Two Cases of Tacrolimus-related Transplant-associated Thrombotic Microangiopathy Retinopathy after Allogenic Peripheral Blood Stem Cell Transplantation

Purpose: We report two cases of tacrolimus-related transplant-associated thrombotic microangiopathy (TA-TMA) retinopathy in leukemia patients who had undergone allogenic peripheral blood stem cell transplantation (PBSCT).Case summary: (Case 1) A 58-year-old woman with a history of PBSCT due to acute myelocytic leukemia and taking tacrolimus was referred to the ophthalmology clinic with visual disturbance.
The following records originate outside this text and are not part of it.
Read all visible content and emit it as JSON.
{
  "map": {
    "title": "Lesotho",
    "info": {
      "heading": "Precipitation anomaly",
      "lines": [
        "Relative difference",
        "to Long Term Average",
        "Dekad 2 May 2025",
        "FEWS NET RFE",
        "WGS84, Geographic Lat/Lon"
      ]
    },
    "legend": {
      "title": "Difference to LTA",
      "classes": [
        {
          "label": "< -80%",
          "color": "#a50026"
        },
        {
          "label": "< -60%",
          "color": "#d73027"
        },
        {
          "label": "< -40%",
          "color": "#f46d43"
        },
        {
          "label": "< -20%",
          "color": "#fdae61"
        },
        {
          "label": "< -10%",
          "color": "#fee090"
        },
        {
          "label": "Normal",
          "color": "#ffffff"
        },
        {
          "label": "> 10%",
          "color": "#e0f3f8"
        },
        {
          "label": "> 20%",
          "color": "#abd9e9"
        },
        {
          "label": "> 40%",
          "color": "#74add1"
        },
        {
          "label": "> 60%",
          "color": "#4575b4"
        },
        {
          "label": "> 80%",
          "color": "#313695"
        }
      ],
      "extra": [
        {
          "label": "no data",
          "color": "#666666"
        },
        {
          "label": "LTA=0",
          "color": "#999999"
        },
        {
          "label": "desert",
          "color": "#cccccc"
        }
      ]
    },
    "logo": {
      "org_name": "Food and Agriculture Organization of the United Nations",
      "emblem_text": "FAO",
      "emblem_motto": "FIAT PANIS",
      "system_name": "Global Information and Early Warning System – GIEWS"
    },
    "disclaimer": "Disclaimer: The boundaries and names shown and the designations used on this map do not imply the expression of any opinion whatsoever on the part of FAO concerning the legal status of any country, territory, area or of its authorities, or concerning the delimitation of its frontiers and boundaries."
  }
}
Her visual acuity (VA) was 0.4 in the right eye and 0.5 in the left eye. Multiple cotton wool spots and retinal hemorrhages were found in both eyes on fundus examination. Multiple capillary non-perfusions were seen on fluorescein angiography (FA). Tacrolimus-related TA-TMA retinopathy was suspected. Tacrolimus was discontinued and plasmapheresis was performed. After 3 months, neovascular glaucoma developed and her VA became “counting fingers” at 20 cm in both eyes. (Case 2) A 20-year-old man with a history of PBSCT due to acute lymphocytic leukemia and taking tacrolimus was referred to our clinic because of decreased VA in both eyes. His VA was 0.05 in the right eye and 0.025 in the left eye. Fundus and FA findings were the same as in Case 1, and the patient was suspected to have tacrolimus-related TA-TMA retinopathy. Tacrolimus was discontinued and plasmapheresis was performed. His VA was 0.2 in the right eye and 0.4 in the left eye at 1 month after treatment.Conclusions: It is necessary to consider TA-TMA retinopathy in leukemia patients taking calcineurin inhibitors, such as tacrolimus, who have decreased VA. Early diagnosis and treatment are important.